The soft ask should be triggered in the right context. In Blinkist, a daily book summary app, you’re informed about start of your free trial with push notifications ensuring that you don’t miss the next free book coming out tomorrow.



Don’t forget to provide another opportunity to re-engage the user. In Tradewise we show offer a smaller prompt in the news feed which has proved effective. Today 73% of the user base opted-in for notifications.


Approach notifications as an SMS

A common misconception many developers make is to approach push notifications in the same way as emails. It doesn’t work. Emails are quite often spammy and much less personal; notifications need to be more personal, clearer and shorter.

When you think about the content of your push notification, imagine yourself sending the same message as a personal SMS to your family or friends. If you’re confident you can do that, you are more likely to create a message that provides information, value or is just fun. Using emojis is one trick you can try right away. Just look at Red Bull and how playful they are!



Our simple rule is: If it sounds like a message from your bank, then scrap it and start again.

At least pretend you know me

When constructing your message, pretend you know the person who will receive it.  Once a user creates an account in your app you will have his or her name – so use it! According to a recent study by Leanplum, personalization using user’s first name increases open rates 4x.



“Peter, Your Vancouver flight is only $962 on Air France!” sounds much better than the generic: “Found great deal on your flight, book now!”
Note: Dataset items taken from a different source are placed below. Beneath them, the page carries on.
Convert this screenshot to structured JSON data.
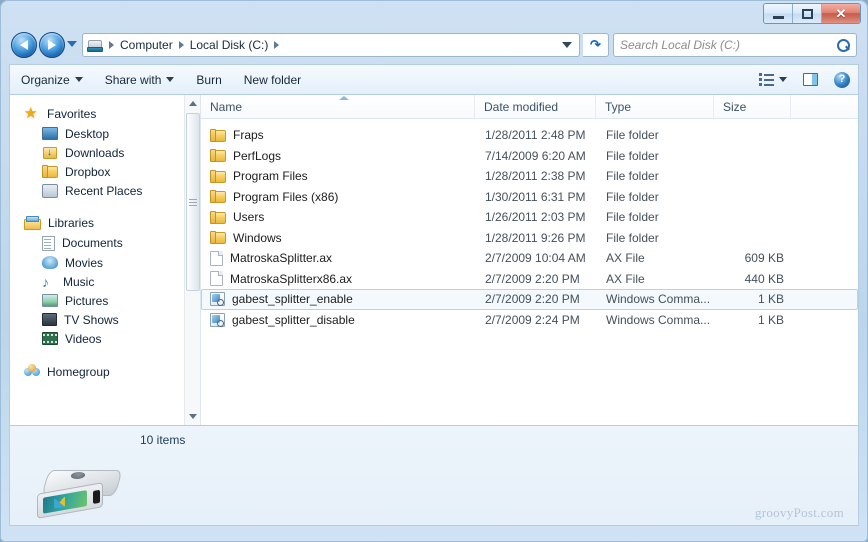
{
  "window": {
    "buttons": {
      "minimize": "–",
      "maximize": "□",
      "close": "✕"
    }
  },
  "address_bar": {
    "back_tooltip": "Back",
    "forward_tooltip": "Forward",
    "drive_icon": "hard-drive-icon",
    "breadcrumbs": [
      "Computer",
      "Local Disk (C:)"
    ],
    "refresh_label": "↻"
  },
  "search": {
    "placeholder": "Search Local Disk (C:)",
    "value": "",
    "icon": "search-icon"
  },
  "toolbar": {
    "organize_label": "Organize",
    "share_with_label": "Share with",
    "burn_label": "Burn",
    "new_folder_label": "New folder",
    "view_icon": "list-view-icon",
    "preview_pane_icon": "preview-pane-icon",
    "help_label": "?"
  },
  "sidebar": {
    "groups": [
      {
        "label": "Favorites",
        "icon": "star-icon",
        "items": [
          {
            "label": "Desktop",
            "icon": "desktop-icon"
          },
          {
            "label": "Downloads",
            "icon": "downloads-folder-icon"
          },
          {
            "label": "Dropbox",
            "icon": "folder-icon"
          },
          {
            "label": "Recent Places",
            "icon": "recent-places-icon"
          }
        ]
      },
      {
        "label": "Libraries",
        "icon": "libraries-icon",
        "items": [
          {
            "label": "Documents",
            "icon": "documents-icon"
          },
          {
            "label": "Movies",
            "icon": "movies-icon"
          },
          {
            "label": "Music",
            "icon": "music-icon"
          },
          {
            "label": "Pictures",
            "icon": "pictures-icon"
          },
          {
            "label": "TV Shows",
            "icon": "tv-shows-icon"
          },
          {
            "label": "Videos",
            "icon": "videos-icon"
          }
        ]
      },
      {
        "label": "Homegroup",
        "icon": "homegroup-icon",
        "items": []
      }
    ]
  },
  "file_list": {
    "columns": [
      "Name",
      "Date modified",
      "Type",
      "Size"
    ],
    "sort_column": "Name",
    "sort_direction": "ascending",
    "rows": [
      {
        "name": "Fraps",
        "date": "1/28/2011 2:48 PM",
        "type": "File folder",
        "size": "",
        "icon": "folder-icon",
        "selected": false
      },
      {
        "name": "PerfLogs",
        "date": "7/14/2009 6:20 AM",
        "type": "File folder",
        "size": "",
        "icon": "folder-icon",
        "selected": false
      },
      {
        "name": "Program Files",
        "date": "1/28/2011 2:38 PM",
        "type": "File folder",
        "size": "",
        "icon": "folder-icon",
        "selected": false
      },
      {
        "name": "Program Files (x86)",
        "date": "1/30/2011 6:31 PM",
        "type": "File folder",
        "size": "",
        "icon": "folder-icon",
        "selected": false
      },
      {
        "name": "Users",
        "date": "1/26/2011 2:03 PM",
        "type": "File folder",
        "size": "",
        "icon": "folder-icon",
        "selected": false
      },
      {
        "name": "Windows",
        "date": "1/28/2011 9:26 PM",
        "type": "File folder",
        "size": "",
        "icon": "folder-icon",
        "selected": false
      },
      {
        "name": "MatroskaSplitter.ax",
        "date": "2/7/2009 10:04 AM",
        "type": "AX File",
        "size": "609 KB",
        "icon": "file-icon",
        "selected": false
      },
      {
        "name": "MatroskaSplitterx86.ax",
        "date": "2/7/2009 2:20 PM",
        "type": "AX File",
        "size": "440 KB",
        "icon": "file-icon",
        "selected": false
      },
      {
        "name": "gabest_splitter_enable",
        "date": "2/7/2009 2:20 PM",
        "type": "Windows Comma...",
        "size": "1 KB",
        "icon": "registry-icon",
        "selected": true
      },
      {
        "name": "gabest_splitter_disable",
        "date": "2/7/2009 2:24 PM",
        "type": "Windows Comma...",
        "size": "1 KB",
        "icon": "registry-icon",
        "selected": false
      }
    ]
  },
  "status_bar": {
    "item_count": "10 items",
    "drive_icon": "local-disk-icon"
  },
  "watermark": "groovyPost.com",
  "colors": {
    "accent": "#2f7fc0",
    "frame": "#c3d9ee",
    "selection_border": "#b5d4ec",
    "selection_fill": "#f4f9fd",
    "folder": "#eab93c"
  }
}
Each push notification should be fully customized, because relevancy is the key to effectiveness. If you want to see this in action, flight booking app Hopper does a great job here. Other ideas include translating the language to each user’s country, mentioning an action item (like a forgotten shopping cart item), and targeting by location.

The trick with timing

I bet you have friends who love to call you at 2 am from the pub on a workday.

The next evening, if you’re anything like me, you will switch your phone to silent mode. The same principle exists for notifications – time your message right to avoid it being ignored.

The ideal strategy is to send your push notification message around the same time of the last app start. You can easily define the frequency of notifications automatically by calculating the frequency of the most recent visits.

AppAgent’s client Pandastic Games analyses the last three app starts as the basis for its calculations. Once the gap after the last visit reaches the app’s pre-defined coefficient factor of 1.3, it starts sending push notifications to reactive the Ocean Blast player – no sooner and no later.


A ‘Banana’ notification

Mario Aichlseder, Vice President of Growth at Runtastic, told a funny story about his company’s infamous “Banana” push notification.

A simple mistake meant that a simple message containing only the word ‘Banana’ was sent to the entire fitness app audience – and it absolutely smashed the open rate!

People started to tweet asking whether Runtastic had started a co-promotion with the Despicable Me movie. They received questions to their support team about why they weren’t seeing any banana related content in the app. Reddit users even began discussing several possible hidden meanings for this cryptic message.



In conclusion, the surprising nature of the message triggered curiosity and interest in the app.

What have we learned? In a nutshell, you should experiment both with the content and the form of each message.

Be playful, personal and clear.

Most importantly, make push notifications valuable for the user – even if it just makes them smile.